Consider yourself lucky if you were raised on broadband and nothing else. For us dinosaurs who were born before the Taylor Swift era, we had to suffer through dial-up service, enduring the barbaric screeches and noises of our modems as they literally dialed up a connection with the Internet. Through a mass marketing campaign in which free trial disks and CDs were handed out everywhere like Halloween candy, America On-Line would emerge as one of the most popular dial-up services of the 1990s, giving us reason to run and buy a swank 56.6K modem, which felt fast at the time. Ah, but with the advent of broadband those days are but a distant memory, at least for most of us.

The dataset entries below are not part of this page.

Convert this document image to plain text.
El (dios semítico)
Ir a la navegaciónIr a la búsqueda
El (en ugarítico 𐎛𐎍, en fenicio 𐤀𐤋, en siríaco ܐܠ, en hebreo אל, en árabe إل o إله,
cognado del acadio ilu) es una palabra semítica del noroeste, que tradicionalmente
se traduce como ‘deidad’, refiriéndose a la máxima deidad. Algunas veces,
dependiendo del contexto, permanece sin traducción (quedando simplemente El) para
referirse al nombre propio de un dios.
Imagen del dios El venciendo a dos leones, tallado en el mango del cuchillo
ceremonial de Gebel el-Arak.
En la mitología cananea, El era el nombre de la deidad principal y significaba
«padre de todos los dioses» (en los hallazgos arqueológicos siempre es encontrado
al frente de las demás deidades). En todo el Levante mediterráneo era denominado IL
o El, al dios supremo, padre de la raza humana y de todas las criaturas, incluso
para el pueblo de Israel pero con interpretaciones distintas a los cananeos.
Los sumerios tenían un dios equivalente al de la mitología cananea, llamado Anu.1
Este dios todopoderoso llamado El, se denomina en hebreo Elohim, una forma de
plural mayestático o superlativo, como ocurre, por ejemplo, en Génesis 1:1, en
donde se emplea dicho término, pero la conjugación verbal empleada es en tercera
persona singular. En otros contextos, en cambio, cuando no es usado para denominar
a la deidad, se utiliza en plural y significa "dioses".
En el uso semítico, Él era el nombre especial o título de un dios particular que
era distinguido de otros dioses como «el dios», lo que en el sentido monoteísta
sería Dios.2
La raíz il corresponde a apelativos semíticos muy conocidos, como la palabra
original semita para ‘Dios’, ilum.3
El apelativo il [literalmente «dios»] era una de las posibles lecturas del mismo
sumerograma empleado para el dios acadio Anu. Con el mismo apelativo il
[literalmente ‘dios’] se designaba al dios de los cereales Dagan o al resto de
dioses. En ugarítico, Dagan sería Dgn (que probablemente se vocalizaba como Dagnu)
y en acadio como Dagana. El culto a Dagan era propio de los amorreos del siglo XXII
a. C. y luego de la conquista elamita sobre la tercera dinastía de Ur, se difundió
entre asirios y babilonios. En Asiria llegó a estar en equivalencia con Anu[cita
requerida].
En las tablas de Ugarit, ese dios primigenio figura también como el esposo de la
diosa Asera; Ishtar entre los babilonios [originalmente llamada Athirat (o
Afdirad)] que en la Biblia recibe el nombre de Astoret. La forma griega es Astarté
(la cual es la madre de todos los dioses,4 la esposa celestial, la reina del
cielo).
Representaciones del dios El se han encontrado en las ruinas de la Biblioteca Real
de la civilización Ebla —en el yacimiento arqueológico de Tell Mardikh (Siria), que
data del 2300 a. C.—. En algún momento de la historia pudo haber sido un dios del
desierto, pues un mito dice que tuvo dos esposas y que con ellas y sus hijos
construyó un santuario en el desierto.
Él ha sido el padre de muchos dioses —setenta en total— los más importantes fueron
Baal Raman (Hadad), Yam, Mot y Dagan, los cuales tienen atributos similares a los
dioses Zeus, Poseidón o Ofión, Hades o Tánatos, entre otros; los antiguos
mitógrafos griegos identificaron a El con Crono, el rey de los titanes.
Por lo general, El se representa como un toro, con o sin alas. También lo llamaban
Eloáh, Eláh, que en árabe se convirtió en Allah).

For one reason or another, dial-up service still exists, and over 2.5 million people in the U.S. are still subscribing to AOL, the company revealed in its financial report for its second quarter of fiscal 2013. According to the United States Census Bureau, there are around 115 million households in the U.S. Using a bit of grade school math, we can then figure out that 2.1 percent of homes in the U.S. are still using AOL's dial-up service.


That's a pretty fascinating statistic, though AOL's numbers are dwindling. It's 2.5 million dial-up subscribers represents a 3 percent sequential decline from 2.66 million, and a 15 percent year-on-year drop from 3.03 million.

AOL CD
Image Source: Flickr via Gilgongo

As surprising as all that may sound, the reality remains that broadband service simply isn't available to everyone, whether it's for economic reasons or, in many cases, due to living in a rural area where DSL and/or cable aren't offered.